Chrysobalanus icaco and more Chrysobalanus icaco
Cuscuta pentagona and Smicronyx quadrifer
Vanilla mexicana and nobody
Any veteran of third grade knows how in ecology everything is connected to everything in one pulsating web of life. Well, yea, sorta, okay, maybe, sometimes, but what’s been glimmering this week in John’s and my botany have been species pairs more than ecological networks. So today is the day of twosomes, like these purple cocoplums and white cocoplums immediately side by side with intertwined branches in the Kiplinger Natural Area in Stuart, Florida. Interestingly, the purple-fruited individuals have reddish young leaves in contrast with the absence of reddish foliar hues in the white-fruited individual. I wonder if the white-fruited individuals are marginally less resistant to sun injury.
Pretty, but pairs are boring without dynamics. When it comes to parasites, for example, it takes two to tango. Or, in the case of parasitic Five-Angled Dodder, we should say it takes three. The Dodder sucks the victim’s life juices. But it gets a taste of its own medicine, as there’s a parasite on the parasite. The golden dangler in the photo below is not the Dodder fruit, which is a dry capsule. That dangling pod is the home of the Dodder Weevil.
Dodder is apparently a stingy host, being yellow, stringy, and nutrient-poor, so the weevil larvae migrate from the Dodder into the plant the Dodder is parasitizing to add insult to injury.
Dodder exists in scattered patches, locally not abundant. So how does the Weevil find it? Of course nobody knows exactly, and “the” answer lies in a complex tapestry of signaling and sensing. So let’s do like the politicians and pick one thread out of the intricate mesh and pretend it is the whole truth.
Now we shall oversimplify, extrapolate, and speculate with wild abandon.
The Dodder Weevil is not a prominent topic of research. Perhaps, however, we can glean a hint of insight from a better-studied Weevil, such as the Boll Weevil. What draws Mr. Boll Weevil to the Cotton? Apparently a complex of chemical signals, one being vanillin.
Vanillin as in a vanilla ice cream cone? Yes. Vanillin is best known for coming from the Vanilla Orchid, but the chemical is widespread in the plant world, being related chemically to an amino acid and being a breakdown product of plant tissues, especially wood. Among other signals, pesky bugs use vanillin to find distressed plants, studied most famously in Bark Beetles finding Elm Trees, as well as other insects and their plant “partners.” Vanillin may be useful in insect scent traps.
If vanillin comes from deteriorating wood, why don’t I manufacture the flavor from wood scraps rather than nurturing those pesky Vanilla Orchids? Oh rats, they beat me to it: commercial vanillin flavoring has come, on large or small scales, from various forest and pulp byproducts and even from animal manure already partly broken down thanks to digestion. You could get milk and vanillin for the ice cream from the same cow.
John and I were Weevils this week lured to Vanilla, to a Vanilla Orchid that is. Martin County Ecosystem Project Manager and erstwhile hockey goon Mike Yustin showed us Vanilla mexicana flowering and fruiting in a swamp whose location should not be disclosed. (Ugly people go steal pretty orchids.) This is not the commercial Vanilla species, although there’s resemblance.

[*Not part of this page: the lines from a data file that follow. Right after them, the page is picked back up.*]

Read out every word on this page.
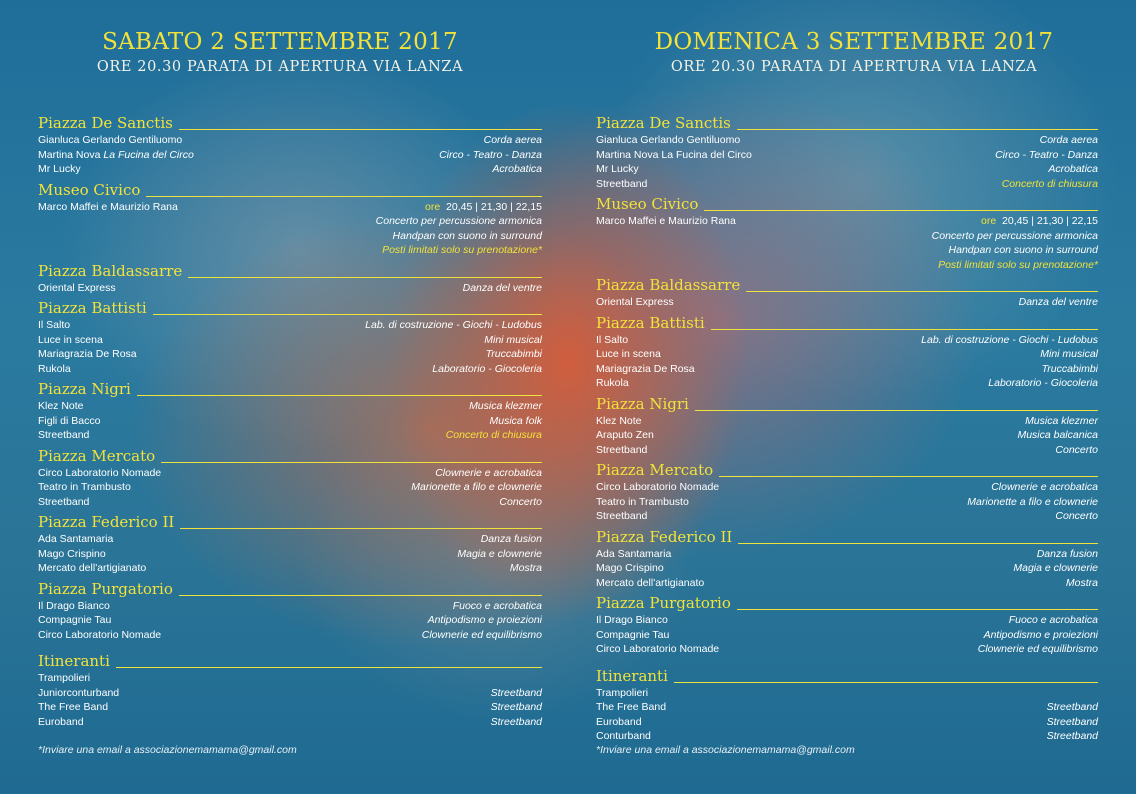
SABATO 2 SETTEMBRE 2017
ORE 20.30 PARATA DI APERTURA VIA LANZA
Piazza De Sanctis
Gianluca Gerlando Gentiluomo	Corda aerea
Martina Nova La Fucina del Circo	Circo - Teatro - Danza
Mr Lucky	Acrobatica
Museo Civico
Marco Maffei e Maurizio Rana	ore 20,45 | 21,30 | 22,15
Concerto per percussione armonica
Handpan con suono in surround
Posti limitati solo su prenotazione*
Piazza Baldassarre
Oriental Express	Danza del ventre
Piazza Battisti
Il Salto	Lab. di costruzione - Giochi - Ludobus
Luce in scena	Mini musical
Mariagrazia De Rosa	Truccabimbi
Rukola	Laboratorio - Giocoleria
Piazza Nigri
Klez Note	Musica klezmer
Figli di Bacco	Musica folk
Streetband	Concerto di chiusura
Piazza Mercato
Circo Laboratorio Nomade	Clownerie e acrobatica
Teatro in Trambusto	Marionette a filo e clownerie
Streetband	Concerto
Piazza Federico II
Ada Santamaria	Danza fusion
Mago Crispino	Magia e clownerie
Mercato dell'artigianato	Mostra
Piazza Purgatorio
Il Drago Bianco	Fuoco e acrobatica
Compagnie Tau	Antipodismo e proiezioni
Circo Laboratorio Nomade	Clownerie ed equilibrismo
Itineranti
Trampolieri
Juniorconturband	Streetband
The Free Band	Streetband
Euroband	Streetband
*Inviare una email a associazionemamama@gmail.com
DOMENICA 3 SETTEMBRE 2017
ORE 20.30 PARATA DI APERTURA VIA LANZA
Piazza De Sanctis
Gianluca Gerlando Gentiluomo	Corda aerea
Martina Nova La Fucina del Circo	Circo - Teatro - Danza
Mr Lucky	Acrobatica
Streetband	Concerto di chiusura
Museo Civico
Marco Maffei e Maurizio Rana	ore 20,45 | 21,30 | 22,15
Concerto per percussione armonica
Handpan con suono in surround
Posti limitati solo su prenotazione*
Piazza Baldassarre
Oriental Express	Danza del ventre
Piazza Battisti
Il Salto	Lab. di costruzione - Giochi - Ludobus
Luce in scena	Mini musical
Mariagrazia De Rosa	Truccabimbi
Rukola	Laboratorio - Giocoleria
Piazza Nigri
Klez Note	Musica klezmer
Araputo Zen	Musica balcanica
Streetband	Concerto
Piazza Mercato
Circo Laboratorio Nomade	Clownerie e acrobatica
Teatro in Trambusto	Marionette a filo e clownerie
Streetband	Concerto
Piazza Federico II
Ada Santamaria	Danza fusion
Mago Crispino	Magia e clownerie
Mercato dell'artigianato	Mostra
Piazza Purgatorio
Il Drago Bianco	Fuoco e acrobatica
Compagnie Tau	Antipodismo e proiezioni
Circo Laboratorio Nomade	Clownerie ed equilibrismo
Itineranti
Trampolieri
The Free Band	Streetband
Euroband	Streetband
Conturband	Streetband
*Inviare una email a associazionemamama@gmail.com
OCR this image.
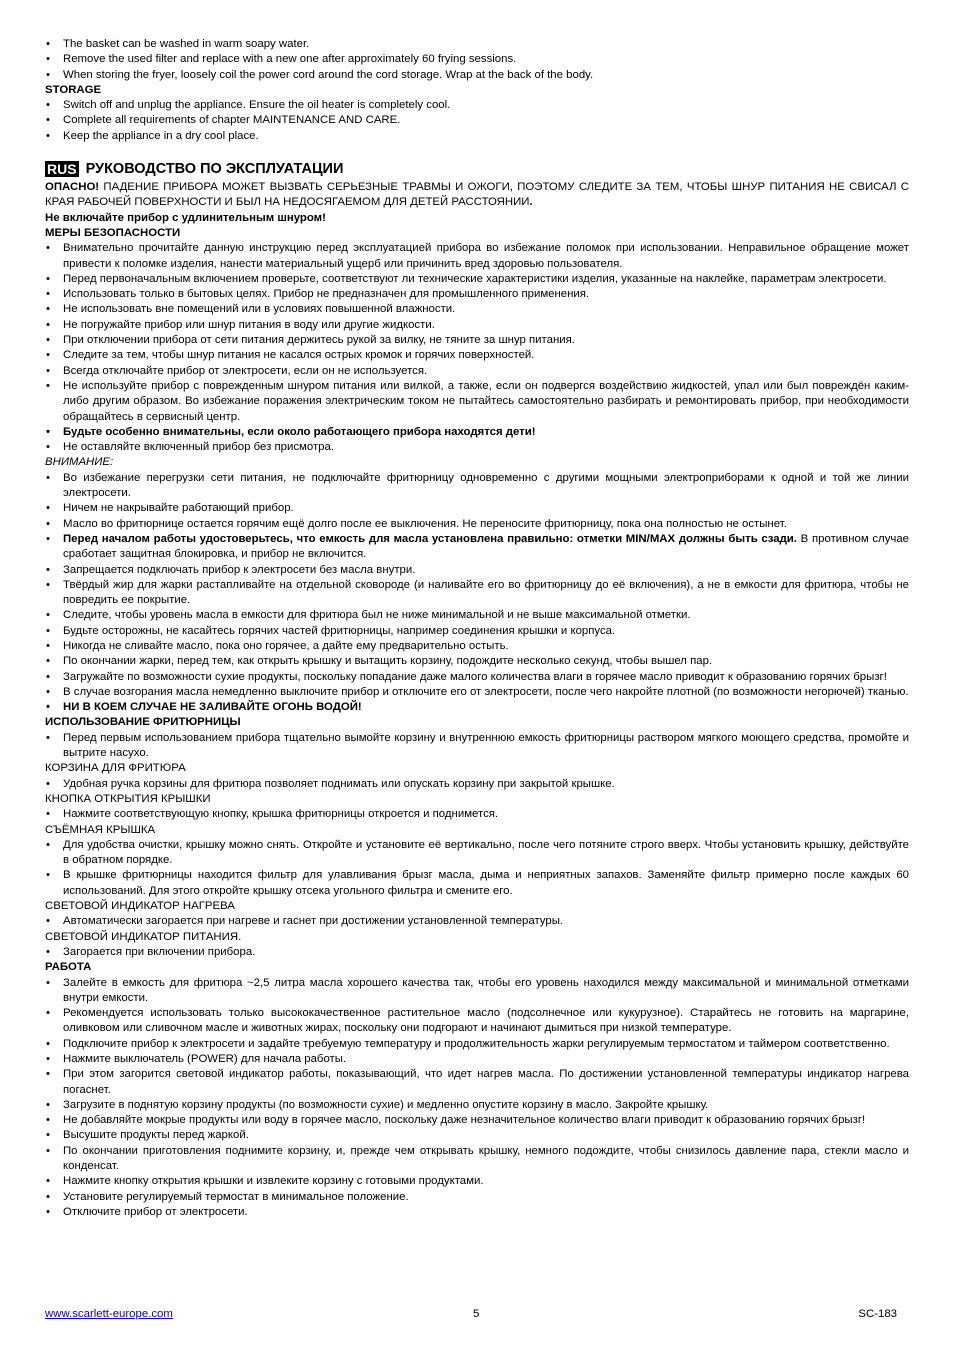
• The basket can be washed in warm soapy water.
• Remove the used filter and replace with a new one after approximately 60 frying sessions.
• When storing the fryer, loosely coil the power cord around the cord storage. Wrap at the back of the body.
STORAGE
• Switch off and unplug the appliance. Ensure the oil heater is completely cool.
• Complete all requirements of chapter MAINTENANCE AND CARE.
• Keep the appliance in a dry cool place.
RUS РУКОВОДСТВО ПО ЭКСПЛУАТАЦИИ

ОПАСНО! ПАДЕНИЕ ПРИБОРА МОЖЕТ ВЫЗВАТЬ СЕРЬЕЗНЫЕ ТРАВМЫ И ОЖОГИ, ПОЭТОМУ СЛЕДИТЕ ЗА ТЕМ, ЧТОБЫ ШНУР ПИТАНИЯ НЕ СВИСАЛ С КРАЯ РАБОЧЕЙ ПОВЕРХНОСТИ И БЫЛ НА НЕДОСЯГАЕМОМ ДЛЯ ДЕТЕЙ РАССТОЯНИИ.

Не включайте прибор с удлинительным шнуром!
МЕРЫ БЕЗОПАСНОСТИ
• Внимательно прочитайте данную инструкцию перед эксплуатацией прибора во избежание поломок при использовании. Неправильное обращение может привести к поломке изделия, нанести материальный ущерб или причинить вред здоровью пользователя.
• Перед первоначальным включением проверьте, соответствуют ли технические характеристики изделия, указанные на наклейке, параметрам электросети.
• Использовать только в бытовых целях. Прибор не предназначен для промышленного применения.
• Не использовать вне помещений или в условиях повышенной влажности.
• Не погружайте прибор или шнур питания в воду или другие жидкости.
• При отключении прибора от сети питания держитесь рукой за вилку, не тяните за шнур питания.
• Следите за тем, чтобы шнур питания не касался острых кромок и горячих поверхностей.
• Всегда отключайте прибор от электросети, если он не используется.
• Не используйте прибор с поврежденным шнуром питания или вилкой, а также, если он подвергся воздействию жидкостей, упал или был повреждён каким-либо другим образом. Во избежание поражения электрическим током не пытайтесь самостоятельно разбирать и ремонтировать прибор, при необходимости обращайтесь в сервисный центр.
• Будьте особенно внимательны, если около работающего прибора находятся дети!
• Не оставляйте включенный прибор без присмотра.
ВНИМАНИЕ:
• Во избежание перегрузки сети питания, не подключайте фритюрницу одновременно с другими мощными электроприборами к одной и той же линии электросети.
• Ничем не накрывайте работающий прибор.
• Масло во фритюрнице остается горячим ещё долго после ее выключения. Не переносите фритюрницу, пока она полностью не остынет.
• Перед началом работы удостоверьтесь, что емкость для масла установлена правильно: отметки MIN/MAX должны быть сзади. В противном случае сработает защитная блокировка, и прибор не включится.
• Запрещается подключать прибор к электросети без масла внутри.
• Твёрдый жир для жарки растапливайте на отдельной сковороде (и наливайте его во фритюрницу до её включения), а не в емкости для фритюра, чтобы не повредить ее покрытие.
• Следите, чтобы уровень масла в емкости для фритюра был не ниже минимальной и не выше максимальной отметки.
• Будьте осторожны, не касайтесь горячих частей фритюрницы, например соединения крышки и корпуса.
• Никогда не сливайте масло, пока оно горячее, а дайте ему предварительно остыть.
• По окончании жарки, перед тем, как открыть крышку и вытащить корзину, подождите несколько секунд, чтобы вышел пар.
• Загружайте по возможности сухие продукты, поскольку попадание даже малого количества влаги в горячее масло приводит к образованию горячих брызг!
• В случае возгорания масла немедленно выключите прибор и отключите его от электросети, после чего накройте плотной (по возможности негорючей) тканью.
• НИ В КОЕМ СЛУЧАЕ НЕ ЗАЛИВАЙТЕ ОГОНЬ ВОДОЙ!
ИСПОЛЬЗОВАНИЕ ФРИТЮРНИЦЫ
• Перед первым использованием прибора тщательно вымойте корзину и внутреннюю емкость фритюрницы раствором мягкого моющего средства, промойте и вытрите насухо.
КОРЗИНА ДЛЯ ФРИТЮРА
• Удобная ручка корзины для фритюра позволяет поднимать или опускать корзину при закрытой крышке.
КНОПКА ОТКРЫТИЯ КРЫШКИ
• Нажмите соответствующую кнопку, крышка фритюрницы откроется и поднимется.
СЪЁМНАЯ КРЫШКА
• Для удобства очистки, крышку можно снять. Откройте и установите её вертикально, после чего потяните строго вверх. Чтобы установить крышку, действуйте в обратном порядке.
• В крышке фритюрницы находится фильтр для улавливания брызг масла, дыма и неприятных запахов. Заменяйте фильтр примерно после каждых 60 использований. Для этого откройте крышку отсека угольного фильтра и смените его.
СВЕТОВОЙ ИНДИКАТОР НАГРЕВА
• Автоматически загорается при нагреве и гаснет при достижении установленной температуры.
СВЕТОВОЙ ИНДИКАТОР ПИТАНИЯ.
• Загорается при включении прибора.
РАБОТА
• Залейте в емкость для фритюра ~2,5 литра масла хорошего качества так, чтобы его уровень находился между максимальной и минимальной отметками внутри емкости.
• Рекомендуется использовать только высококачественное растительное масло (подсолнечное или кукурузное). Старайтесь не готовить на маргарине, оливковом или сливочном масле и животных жирах, поскольку они подгорают и начинают дымиться при низкой температуре.
• Подключите прибор к электросети и задайте требуемую температуру и продолжительность жарки регулируемым термостатом и таймером соответственно.
• Нажмите выключатель (POWER) для начала работы.
• При этом загорится световой индикатор работы, показывающий, что идет нагрев масла. По достижении установленной температуры индикатор нагрева погаснет.
• Загрузите в поднятую корзину продукты (по возможности сухие) и медленно опустите корзину в масло. Закройте крышку.
• Не добавляйте мокрые продукты или воду в горячее масло, поскольку даже незначительное количество влаги приводит к образованию горячих брызг!
• Высушите продукты перед жаркой.
• По окончании приготовления поднимите корзину, и, прежде чем открывать крышку, немного подождите, чтобы снизилось давление пара, стекли масло и конденсат.
• Нажмите кнопку открытия крышки и извлеките корзину с готовыми продуктами.
• Установите регулируемый термостат в минимальное положение.
• Отключите прибор от электросети.
www.scarlett-europe.com	5	SC-183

Vanilla mexicana ranges naturally from South America to Mexico and the Caribbean. So is it a Florida native? Sources differ, and this is not a very interesting question, given that we’re dealing with a widespread species having microscopic wind-blown seeds. So, sure, probably Vanilla mexicana seeds dust Florida trees.
A more interesting question is, “if Vanilla mexicana is an outlier at the chilly margin of its distribution far from its tropical population center,” and if “Orchids tend toward specialized pollinators,” does this species have a pollinator partner way up north here in Florida? (Remember, today’s theme is ecological pairs.)
Possible answers include, maybe the Orchid is pollinated by a generalized pollinator (not likely, nor much fun to discuss); or perhaps its own special pollinator companion came with it (that would be remarkable); or….in this case other botanists have revealed the probable answer. In 2015 Masters Degree Student R. Narinda showed V. mexicana to be self-pollinated. Partner-free and self-sufficient, this unattached species can roam wherever its seeds might blow and not freeze. The “not freeze” part makes Martin County a reasonable northern margin, at least during some decades.